Estava próximo ao Carnaval, uma das maiores festas populares que se têm no Brasil, todos vão às ruas: fantasiados ou não, brincar, cantar, pular, enfim se divertir, celebrar a vida. Afinal como diz o poeta “Atrás do trio elétrico, só não vai quem já morreu”. Nesse contexto de diversão, um jovem especifico nos toma a atenção é Arias de Oliveira, 21 anos, de corpo atlético, negro, vindo do interior de São Paulo, da cidade de Franca. Arias trabalhava no restaurante do casal chinês, só que tinha o sonho de curtir o carnaval, e para isso, tomou uma atitude, pedir demissão. Aí muitos, questionam-se, como pode alguém largar o trabalho, para curtir o carnaval, realmente só no Brasil, país de preguiçosos e de desocupados... Enganam-se!
Continuando, assim fez, Arias pediu demissão e foi celebrar a vida, festejar o carnaval, mal o sabia o que estava pra acontecer... Depois dos festejos carnavalescos, a conhecida quarta-feira de cinzas, São Paulo, voltava ao normal, os garis, limpavam a sujeira das ruas, e a população seguia sua rotina... Só que não podia ser considerando um dia tão normal, um crime bárbaro chocou e prendeu a atenção de todos os paulistanos. Um casal de chineses, e dois funcionários foram mortos a pauladas e estrangulamento, dentro do restaurante em qual trabalhavam e residia, o assassino? Este fugiu, sem deixar pistas, sem ser visto... Assim, caberia a polícia, desvendar tal mistério.
Muitos nomes foram cogitados, a polícia, traçou uma batalha em colocar o culpado atrás das grades, a mídia, noticiava cada suspeito, os jornais atualizavam diariamente a população a cerca das novidades do caso. Até que chegou-se ao nome de Arias, para a polícia o mesmo apresentava todas as características do assassino, pois, possuía força suficiente para levantar a porta do restaurante e de matar as quatro pessoas em tempo hábil e fugir. Para a polícia, Arias, teria voltado ao restaurante na quarta-feira de cinzas para pedir de volta o seu posto, faminto, não via outra saída, se não roubar o dinheiro dos antigos patrões, matá-los para não ser descoberto e fugir.

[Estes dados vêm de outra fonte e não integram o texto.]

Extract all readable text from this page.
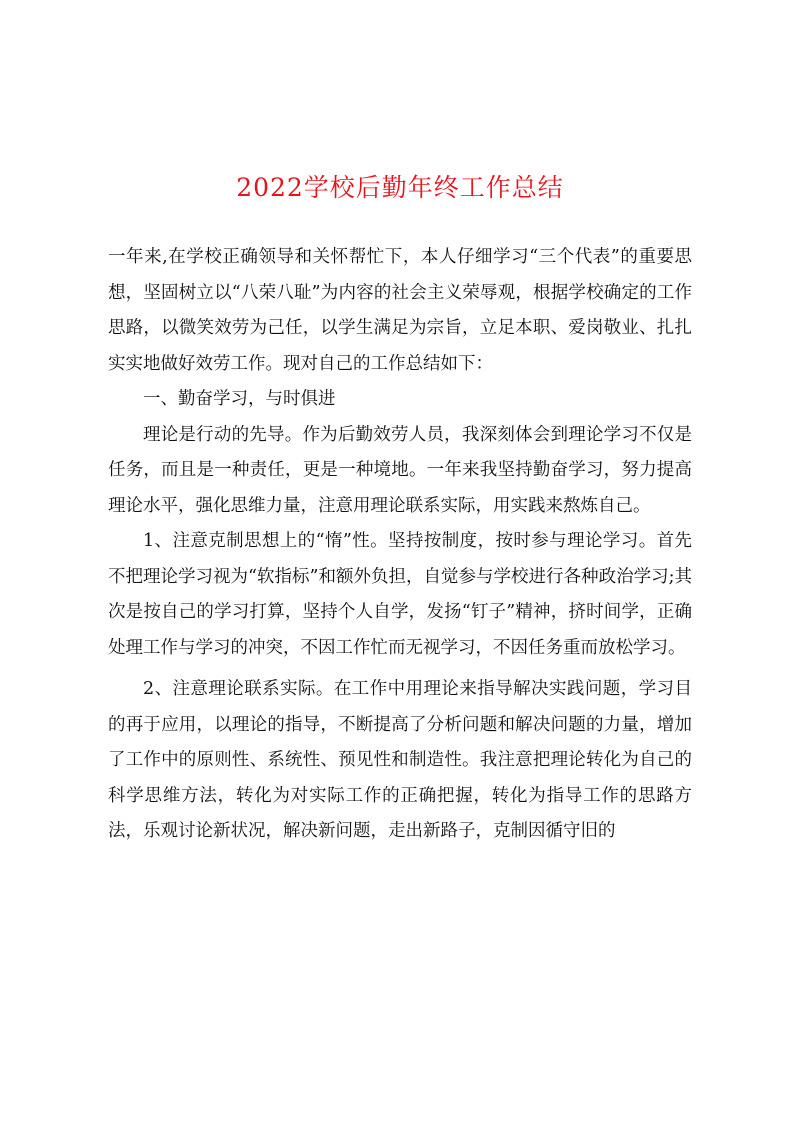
2022学校后勤年终工作总结

一年来,在学校正确领导和关怀帮忙下，本人仔细学习“三个代表”的重要思想，坚固树立以“八荣八耻”为内容的社会主义荣辱观，根据学校确定的工作思路，以微笑效劳为己任，以学生满足为宗旨，立足本职、爱岗敬业、扎扎实实地做好效劳工作。现对自己的工作总结如下：

一、勤奋学习，与时俱进

理论是行动的先导。作为后勤效劳人员，我深刻体会到理论学习不仅是任务，而且是一种责任，更是一种境地。一年来我坚持勤奋学习，努力提高理论水平，强化思维力量，注意用理论联系实际，用实践来熬炼自己。

1、注意克制思想上的“惰”性。坚持按制度，按时参与理论学习。首先不把理论学习视为“软指标”和额外负担，自觉参与学校进行各种政治学习;其次是按自己的学习打算，坚持个人自学，发扬“钉子”精神，挤时间学，正确处理工作与学习的冲突，不因工作忙而无视学习，不因任务重而放松学习。

2、注意理论联系实际。在工作中用理论来指导解决实践问题，学习目的再于应用，以理论的指导，不断提高了分析问题和解决问题的力量，增加了工作中的原则性、系统性、预见性和制造性。我注意把理论转化为自己的科学思维方法，转化为对实际工作的正确把握，转化为指导工作的思路方法，乐观讨论新状况，解决新问题，走出新路子，克制因循守旧的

Arias de Oliveira, então, saiu do anonimato e ganhou as folhas dos jornais, sendo chamado de todos os adjetivos possíveis, por ser de família humilde e negra, era um marginalizado, um vagabundo, que pedirá demissão para ficar curtir o carnaval, que isso não era atitude de uma pessoa trabalhadora e direita. Assim, Arias foi detido e depois de muitos interrogatórios e reuniões com grupos de psicólogos foi induzido a admitir um crime que não cometeu.
Vendo a repercussão do caso, uma Ong que lutava contra o preconceito, encaminhou um jovem advogado, para defender Arias. Analisando a situação do réu o advogado constatou que não havia provas concretas contra Arias, que o mesmo estava sendo condenado, somente pela sua classe social e pela cor da sua pele.
Chegou então o dia do julgamento, Arias, foi inocentado pelo júri por 4 votos a 3. Porém, mesmo sendo considerado inocente, voltou para prisão, pois a promotoria iria recorrer. 2 anos se passaram, até o dia do novo julgamento, novamente Arias foi inocentado por 4 votos a 3.
É importante destacar que, m 1938, o país ganhou a copa do mundo de futebol, e um dos seus principais jogadores, era negro e muito parecido com Arias, o que fez com que ele passasse de vilão a injustiçado, sendo colocado pelos jornais como inocente que ficou preso injustamente.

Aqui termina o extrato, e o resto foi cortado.